Et ceci : « « … Si les murs de la morgue n’étaient pas uniformément blancs, si éloignés de l’idée même de couleur qu’ils en paraissent incarcérés de blancheur, dans cette odeur d’éther et de produits désinfectants qui ne s’efface que devant la puanteur de la mort, et si les sols ne reflétaient pas mon visage hagard à l’infini, comme dans une galerie des glaces qui serait aussi un piège et une farce grotesque, ou s’il n’y avait pas tant de couloirs où les pas résonnent et se perdent, tant de murs épais, de cloisons étouffantes, de portes fermées – sans doute moins trompeuses que les portes ouvertes qui donnent l’illusion qu’il est possible, qu’il est imaginable, souhaitable peut-être, de les traverser pour se retrouver ailleurs – oui, s’il n’y avait pas des portes fermées sur des pièces inconnues, sur des chambres et des débarras, des salles de repos, des remises, des escaliers en nombre infini et d’autres couloirs encore, des couloirs qui s’étirent et me perdent, me font rebondir d’errements en errements, et s’il n’était pas impossible qu’une fenêtre, quelque part, s’ouvre dans un mur et que, même si cette fenêtre est fermée, scellée, rendue presque opaque par de la laque sombre, il soit juste permis d’apercevoir au-delà quelque chose qui n’est pas la morgue, avec ses couloirs, ses couloirs insupportables et immaculés, insupportables parce qu’immaculés, immaculés parce qu’insupportables, les uns à la suite des autres, toujours les mêmes puisque toujours différents, et qui interdisent qu’on puisse entrevoir un autre lieu, l’espoir même mensonger de quelque chose d’autre, un dehors, ces murs qui m’empêchent de croire que je ne suis pas moi, pas K., que je ne suis pas tenu à errer, à faire semblant d’errer pour ne pas arriver où je ne pourrais qu’arriver finalement, là où je suis attendu et où mes pas ne peuvent que me guider. »
Enfin
Demain l'usine pousse la logique productiviste jusqu’à l’absurde : un atelier construit des pièces qu’un autre est chargé de détruire.

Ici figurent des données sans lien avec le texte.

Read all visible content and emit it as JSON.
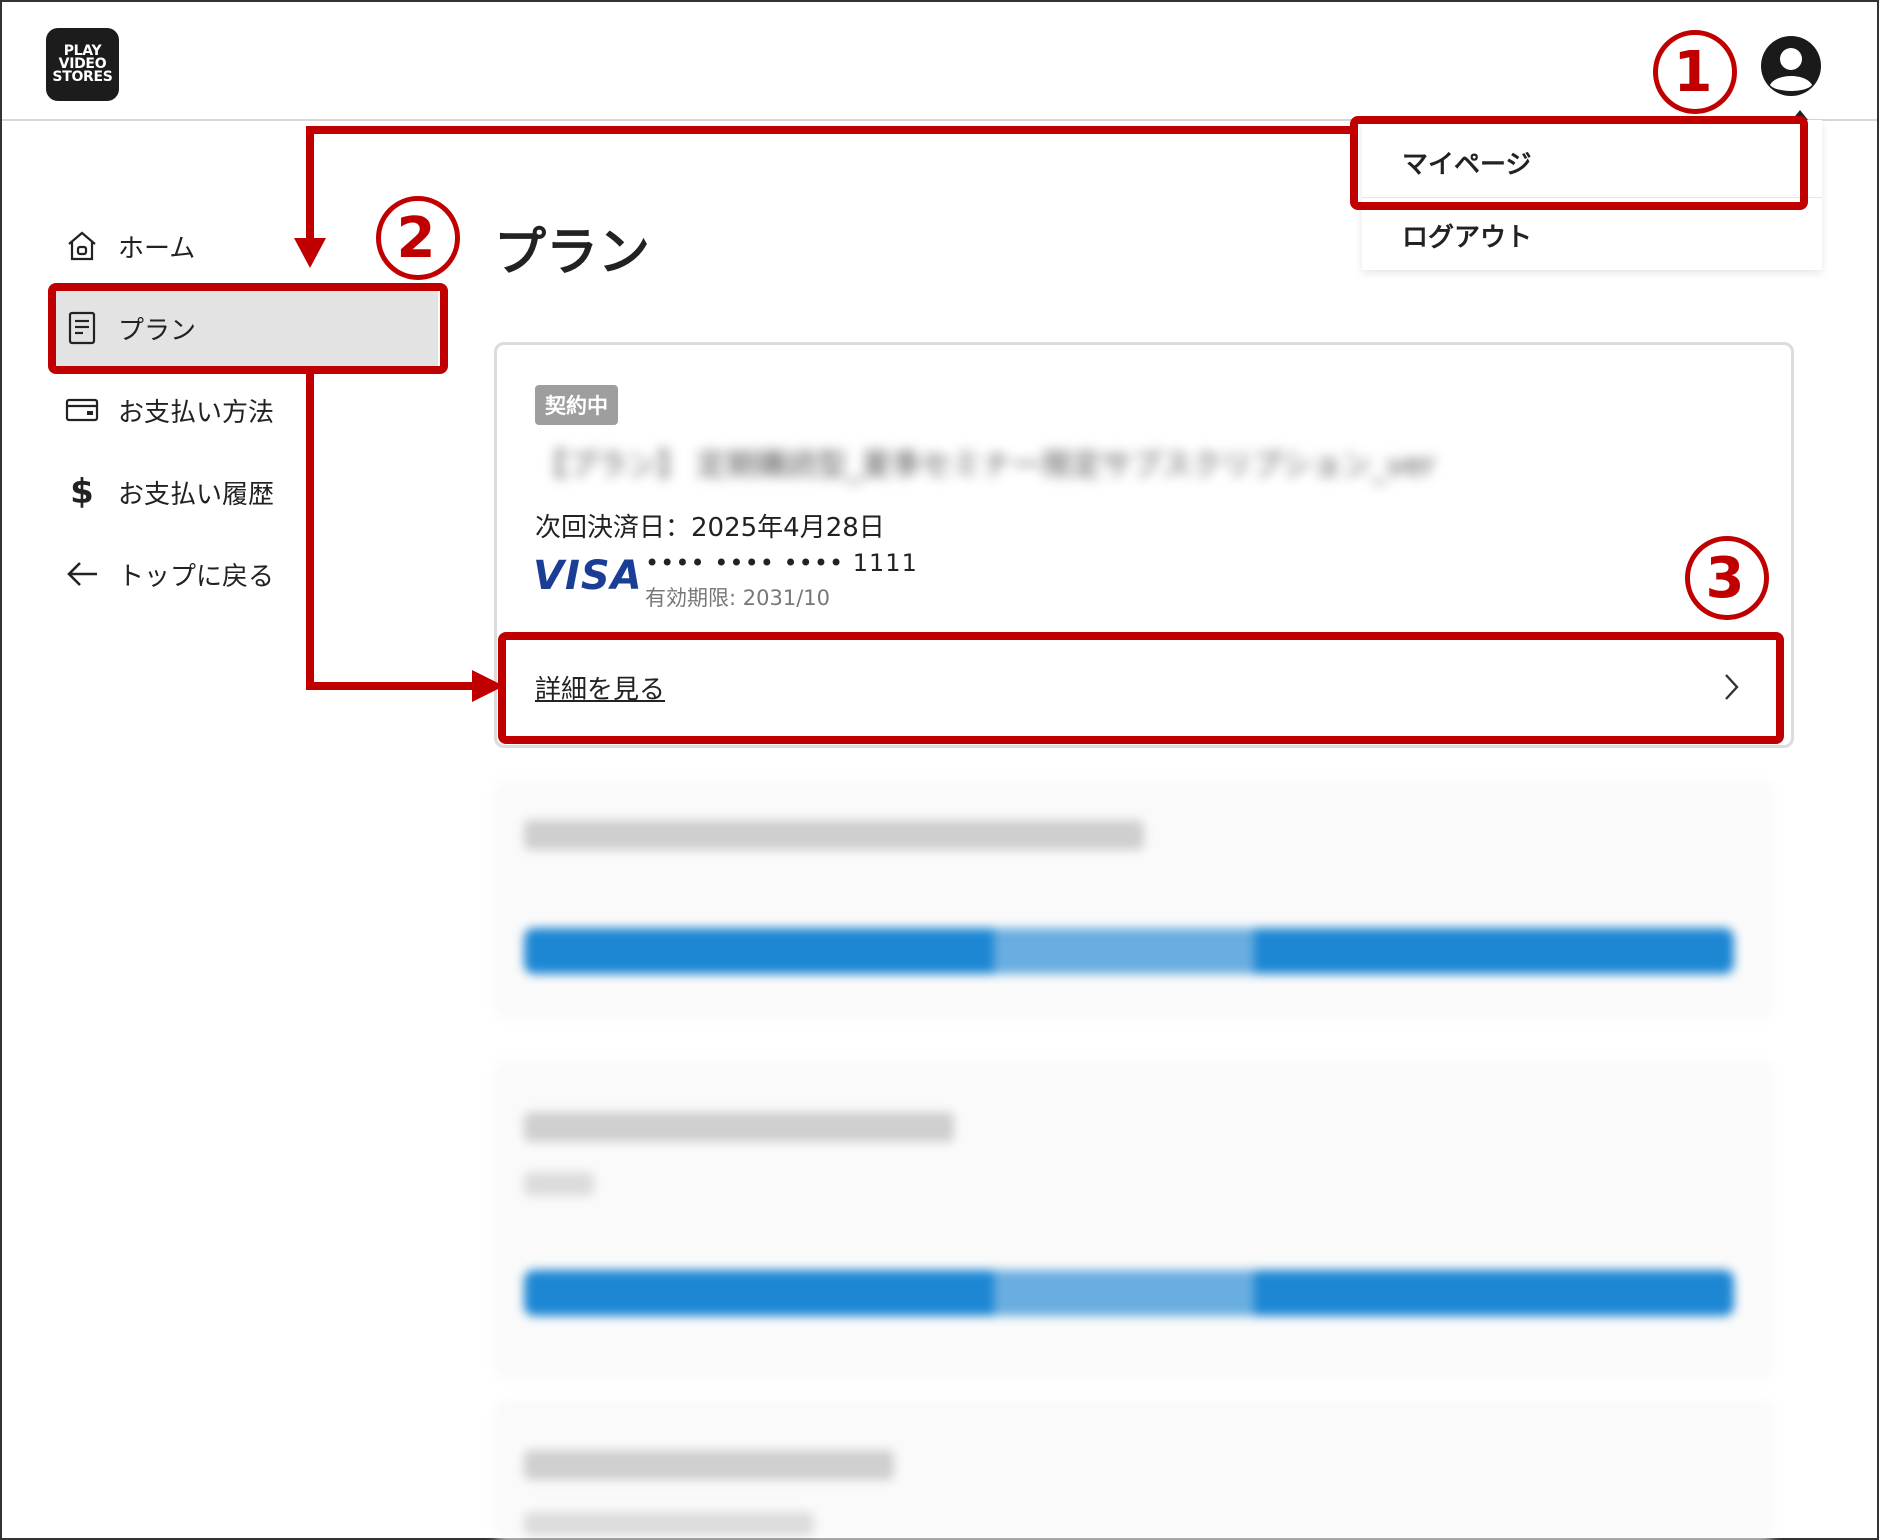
{
  "brand": {
    "logo_lines": [
      "PLAY",
      "VIDEO",
      "STORES"
    ]
  },
  "account_menu": {
    "items": [
      {
        "label": "マイページ"
      },
      {
        "label": "ログアウト"
      }
    ]
  },
  "sidebar": {
    "items": [
      {
        "label": "ホーム",
        "icon": "home-icon"
      },
      {
        "label": "プラン",
        "icon": "document-icon",
        "active": true
      },
      {
        "label": "お支払い方法",
        "icon": "credit-card-icon"
      },
      {
        "label": "お支払い履歴",
        "icon": "dollar-icon"
      },
      {
        "label": "トップに戻る",
        "icon": "arrow-left-icon"
      }
    ]
  },
  "main": {
    "title": "プラン",
    "plan_card": {
      "status_badge": "契約中",
      "plan_name_blurred": "【プラン】 定期購読型_夏季セミナー限定サブスクリプション_ver",
      "next_payment": "次回決済日：2025年4月28日",
      "card_brand": "VISA",
      "card_number": "•••• •••• •••• 1111",
      "card_expiry": "有効期限: 2031/10",
      "details_link": "詳細を見る"
    }
  },
  "annotations": {
    "step1": "1",
    "step2": "2",
    "step3": "3",
    "color": "#c00000"
  },
  "colors": {
    "accent_blue": "#1d87d4",
    "visa_blue": "#1a3d96",
    "badge_gray": "#9e9e9e"
  }
}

Ces photos de moi que l'on n'a jamais prises, Clair de lune, chienne de ville, La Pluie, extérieur jour ne déméritent pas non plus et racontent l’odyssée d’individus perdus dans des environnements délabrés ou des trips mortifères. Bienvenu dans une mythologie de la souffrance, qui à l’heure où j’écris ces lignes, commence à franchir les portes du réel.